“I'm goin' over to kill me a policeman.” And her father warned gruffly:
“You better keep away from thar. You don't understand them fellers.” And she heard Rufe's brutal laugh again, and as he rode into the creek his horse stumbled and she saw him cut cruelly at the poor beast's ears with the rawhide quirt that he carried. She was glad when all went home, and the only ray of sunlight in the day for her radiated from Uncle Billy's face when, at sunset, he came to take old Hon home. The old miller was the one unchanged soul to her in that he was the one soul that could see no change in June. He called her “baby” in the old way, and he talked to her now as he had talked to her as a child. He took her aside to ask her if she knew that Hale had got his license to marry, and when she shook her head, his round, red face lighted up with the benediction of a rising sun:
“Well, that's what he's done, baby, an' he's axed me to marry ye,” he added, with boyish pride, “he's axed ME.”
And June choked, her eyes filled, and she was dumb, but Uncle Billy could not see that it meant distress and not joy. He just put his arm around her and whispered:
“I ain't told a soul, baby—not a soul.”
She went to bed and to sleep with Hale's face in the dream-mist of her brain, and Uncle Billy's, and the bold, black eyes of Bad Rufe Tolliver—all fused, blurred, indistinguishable. Then suddenly Rufe's words struck that brain, word by word, like the clanging terror of a frightened bell.

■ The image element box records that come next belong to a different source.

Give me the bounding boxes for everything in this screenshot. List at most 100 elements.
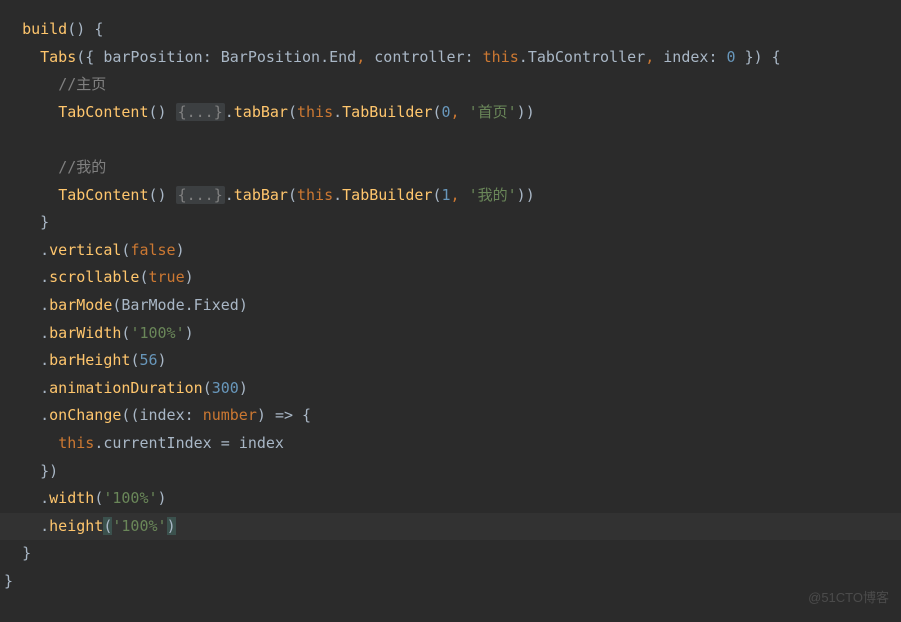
token-call: TabBuilder bbox=[342, 186, 432, 204]
token-keyword: this bbox=[483, 48, 519, 66]
token-paren: ( bbox=[76, 48, 85, 66]
token-string: '我的' bbox=[469, 186, 517, 204]
token-paren: ) bbox=[517, 103, 526, 121]
token-dot: . bbox=[40, 268, 49, 286]
token-number: 0 bbox=[442, 103, 451, 121]
token-number: 0 bbox=[727, 48, 736, 66]
token-dot: . bbox=[185, 296, 194, 314]
token-dot: . bbox=[519, 48, 528, 66]
code-line: .barHeight(56) bbox=[0, 347, 901, 375]
token-comma: , bbox=[356, 48, 365, 66]
token-brace: } bbox=[4, 572, 13, 590]
token-paren: ( bbox=[288, 103, 297, 121]
token-brace: { bbox=[85, 48, 94, 66]
token-comma: , bbox=[645, 48, 654, 66]
fold-marker[interactable]: {...} bbox=[176, 186, 225, 204]
token-paren: ( bbox=[432, 103, 441, 121]
code-line: } bbox=[0, 568, 901, 596]
code-line: Tabs({ barPosition: BarPosition.End, con… bbox=[0, 44, 901, 72]
token-paren: ) bbox=[185, 324, 194, 342]
token-dot: . bbox=[94, 434, 103, 452]
token-comment: //主页 bbox=[58, 75, 106, 93]
token-number: 300 bbox=[212, 379, 239, 397]
token-dot: . bbox=[225, 103, 234, 121]
token-paren: ( bbox=[94, 489, 103, 507]
token-comma: , bbox=[451, 103, 460, 121]
token-paren: ) bbox=[239, 296, 248, 314]
token-number: 1 bbox=[442, 186, 451, 204]
token-call: barWidth bbox=[49, 324, 121, 342]
token-dot: . bbox=[40, 296, 49, 314]
token-string: '100%' bbox=[103, 489, 157, 507]
token-paren: ) bbox=[176, 241, 185, 259]
token-ident: controller bbox=[374, 48, 464, 66]
token-brace: } bbox=[22, 544, 31, 562]
token-brace: } bbox=[40, 213, 49, 231]
fold-marker[interactable]: {...} bbox=[176, 103, 225, 121]
token-paren: ) bbox=[239, 379, 248, 397]
code-line: .onChange((index: number) => { bbox=[0, 402, 901, 430]
token-ident: BarPosition bbox=[221, 48, 320, 66]
token-call: TabContent bbox=[58, 103, 148, 121]
token-paren: ) bbox=[158, 103, 167, 121]
token-ident: Fixed bbox=[194, 296, 239, 314]
code-line: .width('100%') bbox=[0, 485, 901, 513]
token-paren: ) bbox=[185, 268, 194, 286]
token-ident: index bbox=[663, 48, 708, 66]
token-keyword: this bbox=[297, 103, 333, 121]
token-number: 56 bbox=[139, 351, 157, 369]
token-ident: index bbox=[139, 406, 184, 424]
token-dot: . bbox=[40, 379, 49, 397]
token-colon: : bbox=[465, 48, 474, 66]
token-colon: : bbox=[203, 48, 212, 66]
token-paren: ) bbox=[526, 186, 535, 204]
token-method: build bbox=[22, 20, 67, 38]
token-call: animationDuration bbox=[49, 379, 203, 397]
token-paren: ) bbox=[158, 351, 167, 369]
code-line: build() { bbox=[0, 16, 901, 44]
token-dot: . bbox=[40, 324, 49, 342]
token-paren: ) bbox=[526, 103, 535, 121]
token-call: onChange bbox=[49, 406, 121, 424]
code-editor[interactable]: build() { Tabs({ barPosition: BarPositio… bbox=[0, 0, 901, 595]
token-brace: { bbox=[94, 20, 103, 38]
code-line: } bbox=[0, 540, 901, 568]
token-call: barHeight bbox=[49, 351, 130, 369]
token-paren: ) bbox=[158, 186, 167, 204]
token-colon: : bbox=[185, 406, 194, 424]
token-paren: ) bbox=[754, 48, 763, 66]
code-line: TabContent() {...}.tabBar(this.TabBuilde… bbox=[0, 182, 901, 210]
token-call: tabBar bbox=[234, 186, 288, 204]
token-paren: ( bbox=[67, 20, 76, 38]
code-line: .barWidth('100%') bbox=[0, 320, 901, 348]
token-ident: index bbox=[239, 434, 284, 452]
watermark-text: @51CTO博客 bbox=[808, 584, 889, 612]
token-brace: { bbox=[302, 406, 311, 424]
token-call: width bbox=[49, 489, 94, 507]
code-line-active: .height('100%') bbox=[0, 513, 901, 541]
token-comma: , bbox=[451, 186, 460, 204]
token-brace: { bbox=[772, 48, 781, 66]
token-dot: . bbox=[40, 351, 49, 369]
token-paren: ) bbox=[76, 20, 85, 38]
code-line: TabContent() {...}.tabBar(this.TabBuilde… bbox=[0, 99, 901, 127]
code-line: .vertical(false) bbox=[0, 237, 901, 265]
token-dot: . bbox=[225, 186, 234, 204]
code-line: }) bbox=[0, 458, 901, 486]
code-line: //主页 bbox=[0, 71, 901, 99]
token-colon: : bbox=[708, 48, 717, 66]
token-op: = bbox=[221, 434, 230, 452]
code-line: .animationDuration(300) bbox=[0, 375, 901, 403]
token-dot: . bbox=[40, 517, 49, 535]
token-keyword: this bbox=[58, 434, 94, 452]
token-dot: . bbox=[40, 241, 49, 259]
token-call: scrollable bbox=[49, 268, 139, 286]
token-brace: } bbox=[40, 462, 49, 480]
token-call: Tabs bbox=[40, 48, 76, 66]
token-dot: . bbox=[40, 489, 49, 507]
token-keyword: false bbox=[130, 241, 175, 259]
token-paren: ( bbox=[139, 268, 148, 286]
token-paren: ) bbox=[257, 406, 266, 424]
token-keyword: true bbox=[149, 268, 185, 286]
token-call: TabContent bbox=[58, 186, 148, 204]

“I'm goin' to kill me a policeman.” And with the last word, it seemed, she sprang upright in bed, clutching the coverlid convulsively. Daylight was showing gray through her window. She heard a swift step up the steps, across the porch, the rattle of the door-chain, her father's quick call, then the rumble of two men's voices, and she knew as well what had happened as though she had heard every word they uttered. Rufe had killed him a policeman—perhaps John Hale—and with terror clutching her heart she sprang to the floor, and as she dropped the old purple gown over her shoulders, she heard the scurry of feet across the back porch—feet that ran swiftly but cautiously, and left the sound of them at the edge of the woods. She heard the back door close softly, the creaking of the bed as her father lay down again, and then a sudden splashing in the creek. Kneeling at the window, she saw strange horsemen pushing toward the gate where one threw himself from his saddle, strode swiftly toward the steps, and her lips unconsciously made soft, little, inarticulate cries of joy—for the stern, gray face under the hat of the man was the face of John Hale. After him pushed other men—fully armed—whom he motioned to either side of the cabin to the rear. By his side was Bob Berkley, and behind him was a red-headed Falin whom she well remembered. Within twenty feet, she was looking into that gray face, when the set lips of it opened in a loud command: “Hello!” She heard her father's bed creak again, again the rattle of the door-chain, and then old Judd stepped on the porch with a revolver in each hand.
“Hello!” he answered sternly.
“Judd,” said Hale sharply—and June had never heard that tone from him before—“a man with a black moustache killed one of our men over in the Gap yesterday and we've tracked him over here. There's his horse—and we saw him go into that door. We want him.”
“Do you know who the feller is?” asked old Judd calmly.